El mes futbolero se acercaba a su fin.
Lentamente, el equipo había ido desplazándose desde la costa este a la oeste, y
del norte al sur. Con uno o dos partidos todos los días, más una cuota de sueño
apenas satisfecha (y mayormente sobre medios de transporte terrestre), la banda
de pibes que representaba a la blanquiceleste (no la argentina, la de GEBA)
aprovechaba cualquier ocasión para meter aunque fuera diez minutos de apolillo.
Habían casi celebrado el viaje que tenían
enfrente: tren, por la costa del Pacífico, cinco o seis horas, de noche, rumbo
al anteúltimo juego antes de volver a casa.

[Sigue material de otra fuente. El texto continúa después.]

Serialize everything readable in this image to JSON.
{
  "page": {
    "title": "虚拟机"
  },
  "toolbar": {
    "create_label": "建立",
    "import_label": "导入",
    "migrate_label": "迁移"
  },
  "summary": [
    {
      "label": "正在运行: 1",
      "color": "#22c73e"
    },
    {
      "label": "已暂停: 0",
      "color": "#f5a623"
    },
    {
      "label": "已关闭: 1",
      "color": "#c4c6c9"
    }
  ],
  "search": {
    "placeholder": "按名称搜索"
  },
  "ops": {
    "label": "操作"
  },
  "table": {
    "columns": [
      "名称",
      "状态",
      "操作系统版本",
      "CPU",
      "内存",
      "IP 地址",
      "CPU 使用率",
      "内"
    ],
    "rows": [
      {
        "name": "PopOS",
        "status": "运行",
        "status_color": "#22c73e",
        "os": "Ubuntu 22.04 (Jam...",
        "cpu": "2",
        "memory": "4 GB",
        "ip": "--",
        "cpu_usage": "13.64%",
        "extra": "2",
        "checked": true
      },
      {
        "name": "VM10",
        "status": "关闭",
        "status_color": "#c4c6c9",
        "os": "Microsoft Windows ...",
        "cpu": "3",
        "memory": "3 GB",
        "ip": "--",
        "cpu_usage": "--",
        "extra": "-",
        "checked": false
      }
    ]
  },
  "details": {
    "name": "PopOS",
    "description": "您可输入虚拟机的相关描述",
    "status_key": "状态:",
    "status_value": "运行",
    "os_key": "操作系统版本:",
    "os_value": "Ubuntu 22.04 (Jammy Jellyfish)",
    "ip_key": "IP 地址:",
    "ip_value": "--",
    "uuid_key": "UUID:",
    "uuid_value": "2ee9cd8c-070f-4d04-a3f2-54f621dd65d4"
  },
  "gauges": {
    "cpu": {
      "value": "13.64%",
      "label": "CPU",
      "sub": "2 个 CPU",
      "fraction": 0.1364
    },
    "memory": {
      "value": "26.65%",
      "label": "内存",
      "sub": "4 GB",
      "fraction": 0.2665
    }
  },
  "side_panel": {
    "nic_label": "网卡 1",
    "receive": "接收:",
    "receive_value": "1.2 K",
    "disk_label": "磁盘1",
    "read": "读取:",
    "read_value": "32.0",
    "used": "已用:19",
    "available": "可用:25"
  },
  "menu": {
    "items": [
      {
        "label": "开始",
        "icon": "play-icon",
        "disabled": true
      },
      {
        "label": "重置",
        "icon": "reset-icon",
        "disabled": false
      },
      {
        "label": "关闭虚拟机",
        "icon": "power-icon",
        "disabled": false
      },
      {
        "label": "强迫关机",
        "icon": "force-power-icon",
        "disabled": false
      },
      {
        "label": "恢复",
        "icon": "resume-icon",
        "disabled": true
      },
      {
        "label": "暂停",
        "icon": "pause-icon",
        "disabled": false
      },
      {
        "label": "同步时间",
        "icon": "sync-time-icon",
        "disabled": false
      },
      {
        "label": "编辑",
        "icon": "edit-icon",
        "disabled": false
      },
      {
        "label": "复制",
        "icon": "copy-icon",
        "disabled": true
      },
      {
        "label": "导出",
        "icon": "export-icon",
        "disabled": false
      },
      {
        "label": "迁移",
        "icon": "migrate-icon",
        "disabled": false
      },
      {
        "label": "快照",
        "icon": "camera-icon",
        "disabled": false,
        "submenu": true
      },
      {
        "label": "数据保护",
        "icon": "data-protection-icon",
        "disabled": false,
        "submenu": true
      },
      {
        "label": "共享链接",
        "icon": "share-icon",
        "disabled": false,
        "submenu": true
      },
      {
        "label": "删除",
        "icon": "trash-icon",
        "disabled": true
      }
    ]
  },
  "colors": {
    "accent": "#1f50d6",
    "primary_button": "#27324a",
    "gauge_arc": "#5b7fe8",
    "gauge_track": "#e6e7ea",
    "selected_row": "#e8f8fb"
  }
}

Partieron cerca de la medianoche, ya con
los ojos cerrándose en el and
én. Al subir al vagón, que era más largo que
lo que estamos acostumbrados por estos pagos, todos notaron que sus ubicaciones
estaban en un extremo. M. se acomodó cerca de la puerta, pero mirando a la
opuesta, en el asiento de la ventana. Uno de sus mejores amigos, T., se le
sentó al lado. Ambos estaban de espaldas a la dirección en la que se
desplazaría el ferrocarril.
T. era uno de los jodones del grupo,
siempre dispuesto a hacer alguna broma pesada de esas que le resultan graciosas
a todos menos al que la sufre, y que llevan a cuestionar la sociabilización del
causante, o directamente a recordar los genitales de su progenitora.

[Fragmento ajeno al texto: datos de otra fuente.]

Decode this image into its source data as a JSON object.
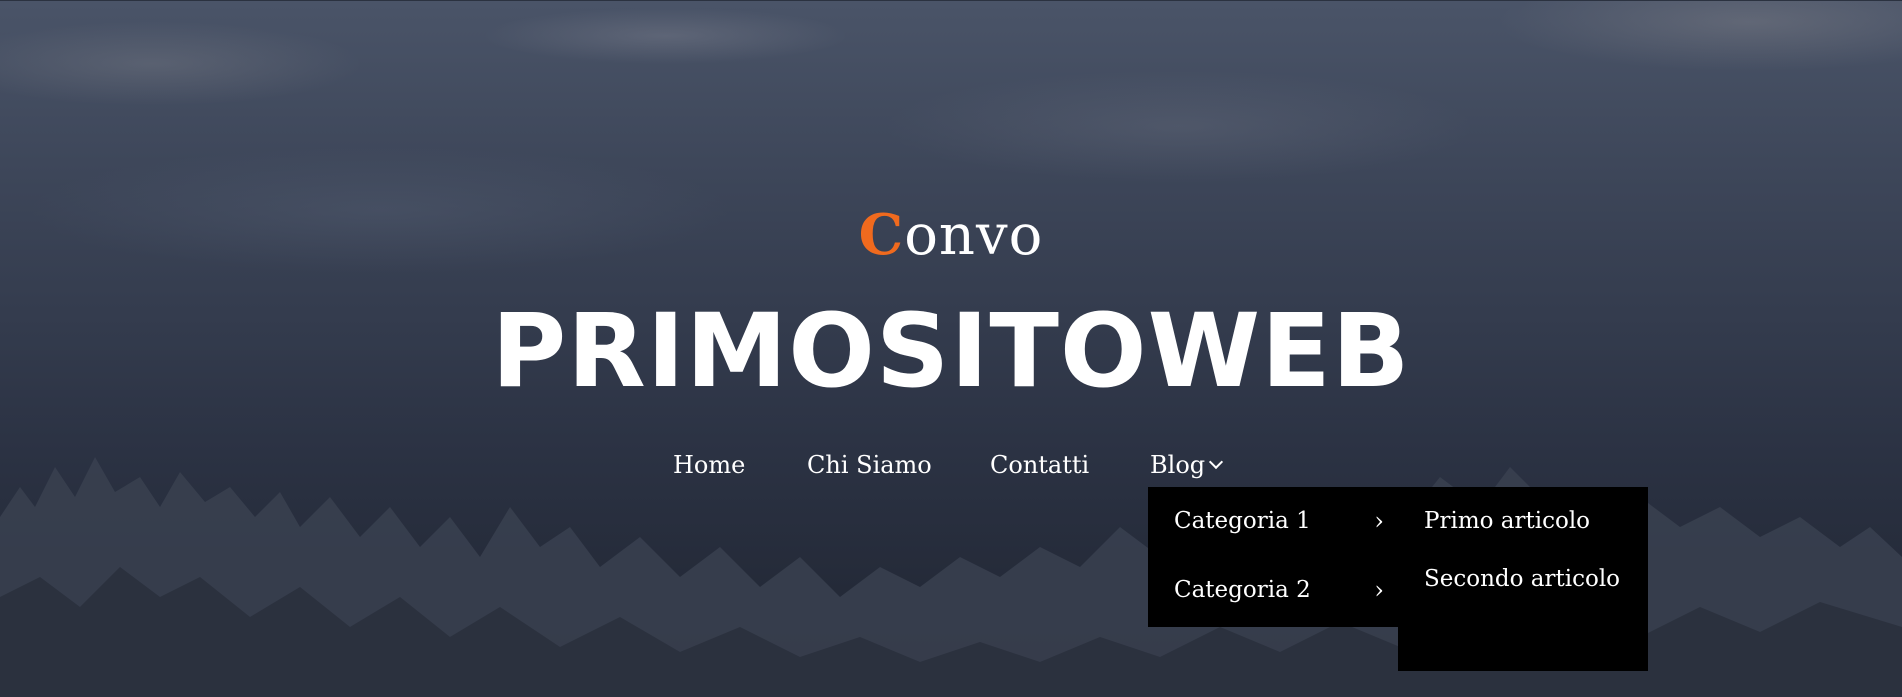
{
  "header": {
    "logo_text": "onvo",
    "logo_accent": "C",
    "site_title": "PRIMOSITOWEB"
  },
  "nav": {
    "items": [
      {
        "label": "Home"
      },
      {
        "label": "Chi Siamo"
      },
      {
        "label": "Contatti"
      },
      {
        "label": "Blog"
      }
    ]
  },
  "dropdown": {
    "items": [
      {
        "label": "Categoria 1",
        "arrow": "›"
      },
      {
        "label": "Categoria 2",
        "arrow": "›"
      }
    ]
  },
  "submenu": {
    "items": [
      {
        "label": "Primo articolo"
      },
      {
        "label": "Secondo articolo"
      }
    ]
  },
  "colors": {
    "accent": "#f06a1e",
    "menu_bg": "#000000",
    "text": "#ffffff"
  }
}
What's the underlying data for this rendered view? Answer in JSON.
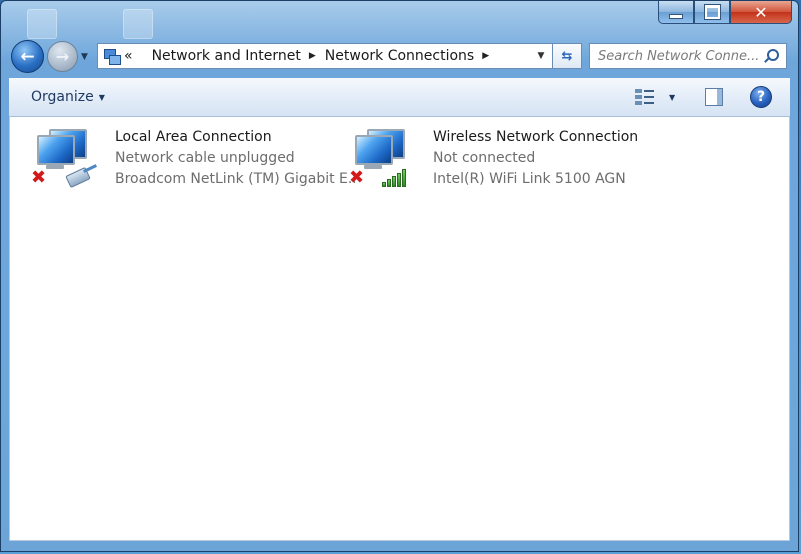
{
  "window": {
    "close_glyph": "✕"
  },
  "nav": {
    "back_icon": "back-arrow-icon",
    "forward_icon": "forward-arrow-icon"
  },
  "address": {
    "overflow": "«",
    "crumbs": [
      "Network and Internet",
      "Network Connections"
    ]
  },
  "search": {
    "placeholder": "Search Network Conne..."
  },
  "toolbar": {
    "organize_label": "Organize",
    "help_label": "?"
  },
  "connections": [
    {
      "name": "Local Area Connection",
      "status": "Network cable unplugged",
      "device": "Broadcom NetLink (TM) Gigabit E...",
      "badge": "disconnected",
      "type": "ethernet"
    },
    {
      "name": "Wireless Network Connection",
      "status": "Not connected",
      "device": "Intel(R) WiFi Link 5100 AGN",
      "badge": "disconnected",
      "type": "wireless"
    }
  ],
  "colors": {
    "accent": "#2a6fc4",
    "error": "#d31a1a",
    "signal": "#2f8b25"
  }
}
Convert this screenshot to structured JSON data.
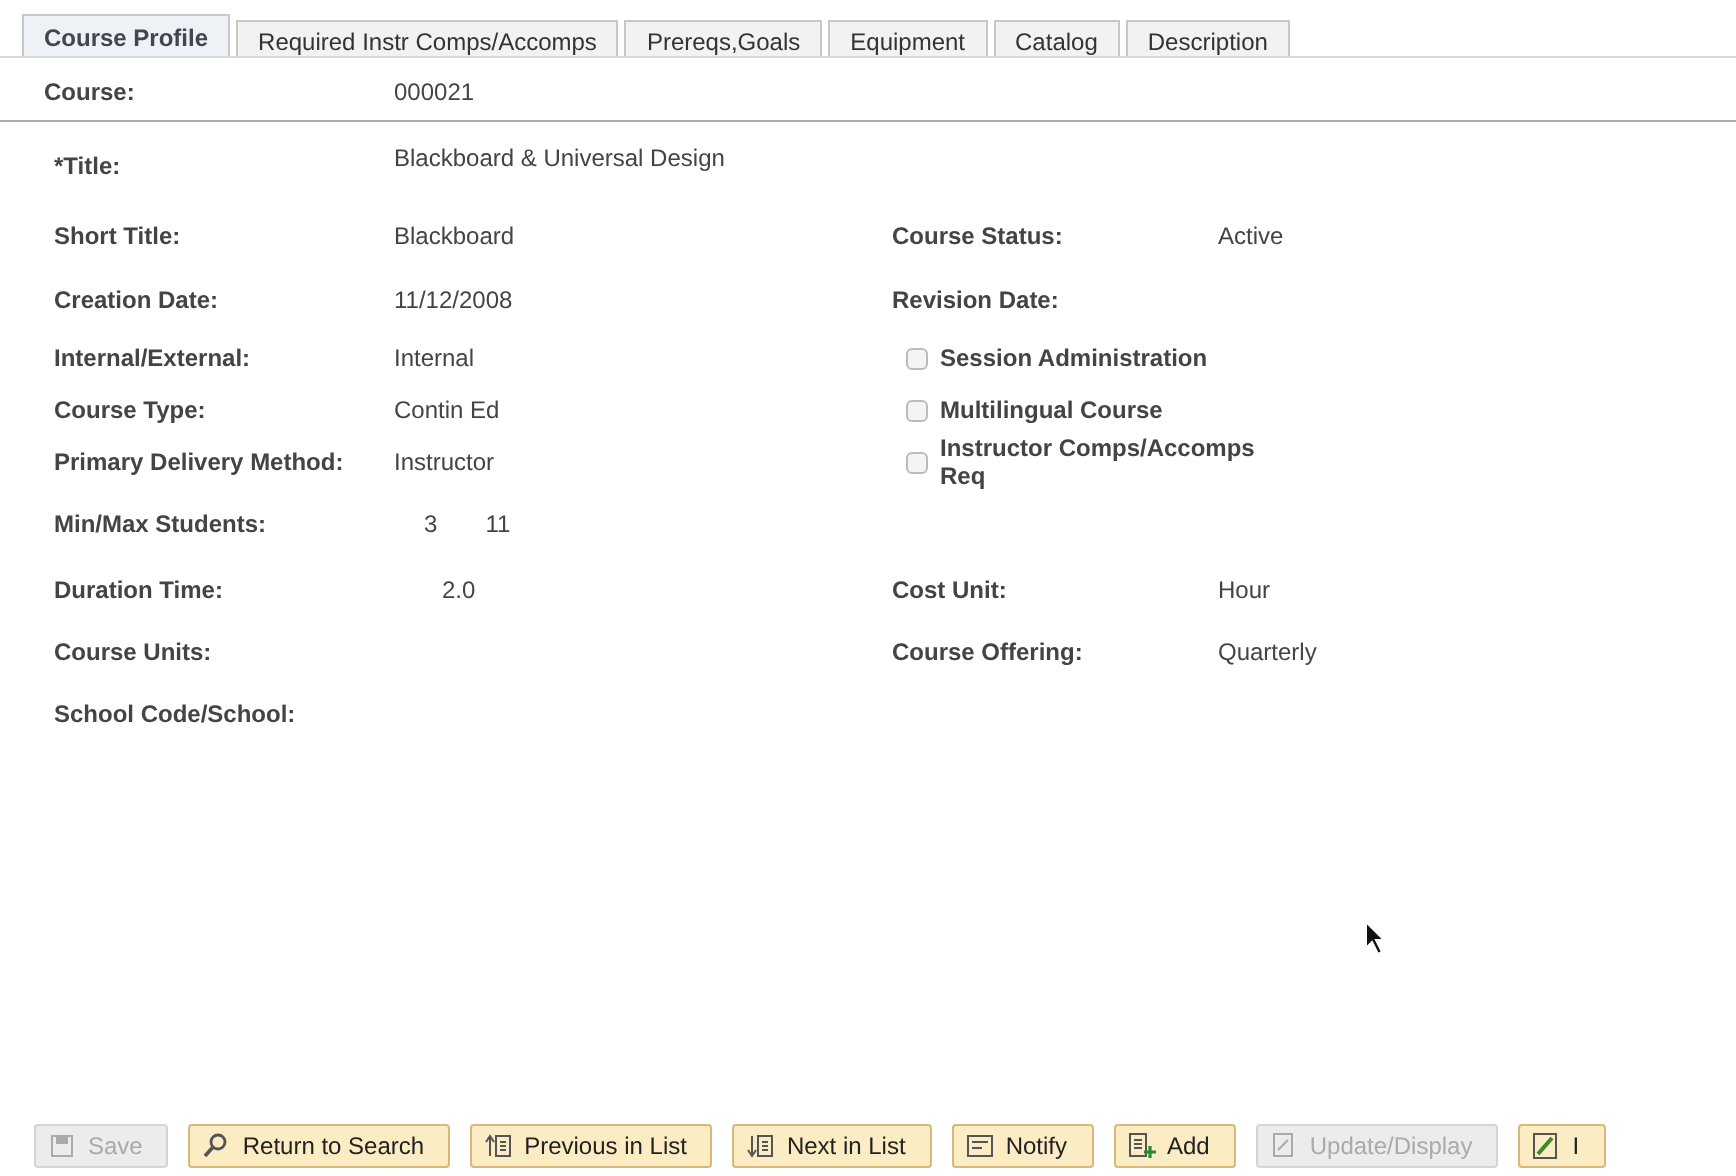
{
  "tabs": [
    {
      "label": "Course Profile",
      "selected": true
    },
    {
      "label": "Required Instr Comps/Accomps",
      "selected": false
    },
    {
      "label": "Prereqs,Goals",
      "selected": false
    },
    {
      "label": "Equipment",
      "selected": false
    },
    {
      "label": "Catalog",
      "selected": false
    },
    {
      "label": "Description",
      "selected": false
    }
  ],
  "course": {
    "label": "Course:",
    "value": "000021"
  },
  "rows": [
    {
      "left": {
        "label": "*Title:",
        "values": [
          "Blackboard & Universal Design"
        ]
      }
    },
    {
      "left": {
        "label": "Short Title:",
        "values": [
          "Blackboard"
        ]
      },
      "right": {
        "kind": "field",
        "label": "Course Status:",
        "value": "Active"
      }
    },
    {
      "left": {
        "label": "Creation Date:",
        "values": [
          "11/12/2008"
        ]
      },
      "right": {
        "kind": "field",
        "label": "Revision Date:"
      }
    },
    {
      "left": {
        "label": "Internal/External:",
        "values": [
          "Internal"
        ]
      },
      "right": {
        "kind": "checkbox",
        "label": "Session Administration",
        "checked": false
      }
    },
    {
      "left": {
        "label": "Course Type:",
        "values": [
          "Contin Ed"
        ]
      },
      "right": {
        "kind": "checkbox",
        "label": "Multilingual Course",
        "checked": false
      }
    },
    {
      "left": {
        "label": "Primary Delivery Method:",
        "values": [
          "Instructor"
        ]
      },
      "right": {
        "kind": "checkbox",
        "label": "Instructor Comps/Accomps Req",
        "checked": false
      }
    },
    {
      "left": {
        "label": "Min/Max Students:",
        "values": [
          "3",
          "11"
        ]
      }
    },
    {
      "left": {
        "label": "Duration Time:",
        "values": [
          "2.0"
        ]
      },
      "right": {
        "kind": "field",
        "label": "Cost Unit:",
        "value": "Hour"
      }
    },
    {
      "left": {
        "label": "Course Units:"
      },
      "right": {
        "kind": "field",
        "label": "Course Offering:",
        "value": "Quarterly"
      }
    },
    {
      "left": {
        "label": "School Code/School:"
      }
    }
  ],
  "buttons": [
    {
      "label": "Save",
      "disabled": true
    },
    {
      "label": "Return to Search",
      "disabled": false
    },
    {
      "label": "Previous in List",
      "disabled": false
    },
    {
      "label": "Next in List",
      "disabled": false
    },
    {
      "label": "Notify",
      "disabled": false
    },
    {
      "label": "Add",
      "disabled": false
    },
    {
      "label": "Update/Display",
      "disabled": true
    },
    {
      "label": "I",
      "disabled": false
    }
  ]
}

Pero, cansados como estaban, tanto M.
como T. se durmieron sin ning ún chiste pesado de este
último. M., el carilindo, probablemente soñando con alguna gringuita que viera
en un partido. T., el chistoso, craneando malévolas ideas con las que atormentar
a sus amigos.
No tenemos idea de cuánto tiempo pasó.
M. fue despertado de forma brusca por un
sacudón y un susurro de T. El vagón estaba en la oscuridad más completa. Alguna
luz de piso apenas iluminaba, y no se escuchaba otro sonido que el del resto de
la gente durmiendo. El entrenador del equipo roncaba sonoramente.

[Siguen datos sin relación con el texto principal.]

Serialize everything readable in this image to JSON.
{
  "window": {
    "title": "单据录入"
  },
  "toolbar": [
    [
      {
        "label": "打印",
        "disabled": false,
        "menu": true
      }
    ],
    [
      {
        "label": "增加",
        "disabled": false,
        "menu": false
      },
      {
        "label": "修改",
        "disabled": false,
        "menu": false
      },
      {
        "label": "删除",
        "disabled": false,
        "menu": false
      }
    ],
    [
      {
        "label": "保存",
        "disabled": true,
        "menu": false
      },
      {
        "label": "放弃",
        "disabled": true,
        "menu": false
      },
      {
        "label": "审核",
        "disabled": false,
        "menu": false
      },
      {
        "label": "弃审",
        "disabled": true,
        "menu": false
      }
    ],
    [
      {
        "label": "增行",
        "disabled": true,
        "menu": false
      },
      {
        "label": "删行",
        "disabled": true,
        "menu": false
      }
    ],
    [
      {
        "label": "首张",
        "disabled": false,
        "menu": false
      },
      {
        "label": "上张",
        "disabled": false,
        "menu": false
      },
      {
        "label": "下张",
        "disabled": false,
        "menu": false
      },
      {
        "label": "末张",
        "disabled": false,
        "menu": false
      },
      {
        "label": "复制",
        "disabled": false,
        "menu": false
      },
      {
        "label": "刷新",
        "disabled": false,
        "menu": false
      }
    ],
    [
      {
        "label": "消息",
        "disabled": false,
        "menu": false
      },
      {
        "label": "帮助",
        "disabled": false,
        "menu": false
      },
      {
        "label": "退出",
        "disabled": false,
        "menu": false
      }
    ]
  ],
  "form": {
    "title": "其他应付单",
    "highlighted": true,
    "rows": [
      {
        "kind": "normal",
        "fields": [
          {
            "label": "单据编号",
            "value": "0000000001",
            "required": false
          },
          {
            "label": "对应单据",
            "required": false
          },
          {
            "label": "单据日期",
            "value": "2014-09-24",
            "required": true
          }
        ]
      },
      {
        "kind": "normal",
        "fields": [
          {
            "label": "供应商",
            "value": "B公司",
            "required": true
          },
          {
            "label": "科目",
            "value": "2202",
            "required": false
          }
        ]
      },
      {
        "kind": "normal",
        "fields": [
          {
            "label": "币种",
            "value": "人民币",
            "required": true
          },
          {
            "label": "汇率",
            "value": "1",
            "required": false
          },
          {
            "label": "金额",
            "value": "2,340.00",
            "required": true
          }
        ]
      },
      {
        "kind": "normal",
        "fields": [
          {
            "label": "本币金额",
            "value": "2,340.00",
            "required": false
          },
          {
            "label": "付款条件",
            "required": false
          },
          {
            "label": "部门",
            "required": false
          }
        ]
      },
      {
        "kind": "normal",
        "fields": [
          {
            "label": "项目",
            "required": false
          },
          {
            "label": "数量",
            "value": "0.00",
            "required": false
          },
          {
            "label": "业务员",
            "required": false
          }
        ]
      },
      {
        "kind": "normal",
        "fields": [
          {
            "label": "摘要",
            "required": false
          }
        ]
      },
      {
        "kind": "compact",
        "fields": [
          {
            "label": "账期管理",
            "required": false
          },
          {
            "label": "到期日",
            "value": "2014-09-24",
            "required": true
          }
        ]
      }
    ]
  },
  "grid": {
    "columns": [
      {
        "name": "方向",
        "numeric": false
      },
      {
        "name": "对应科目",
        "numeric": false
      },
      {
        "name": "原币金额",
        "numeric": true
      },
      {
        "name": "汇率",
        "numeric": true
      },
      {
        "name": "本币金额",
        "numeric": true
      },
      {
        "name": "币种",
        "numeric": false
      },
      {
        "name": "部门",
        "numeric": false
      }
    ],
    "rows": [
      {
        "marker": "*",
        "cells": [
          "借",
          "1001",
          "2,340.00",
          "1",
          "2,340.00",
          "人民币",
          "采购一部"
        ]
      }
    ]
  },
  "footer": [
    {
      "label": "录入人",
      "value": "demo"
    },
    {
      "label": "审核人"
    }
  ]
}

Al principio, M. quiso hacerse el boludo.
Pero T. insistía en sacudirlo, mientras repetía: “¡Mirá, mirá!”. Dado que su
amigo no parecía dispuesto a dejarlo dormir, M. intentó despertarse lo menos
posible para contestarle: “¿Qué?”.
Agarrándolo del buzo (el aire
acondicionado del vagón estaba un poco fuerte), T. lo forzó a asomarse por
encima de él y mirar por el pasillo en dirección a la puerta más lejana, que
daba paso al vagón siguiente.
M. no vio nada que le llamara la
atención. También susurrando, preguntó: “¿Qué? No veo nada. ¿Qué hay?”.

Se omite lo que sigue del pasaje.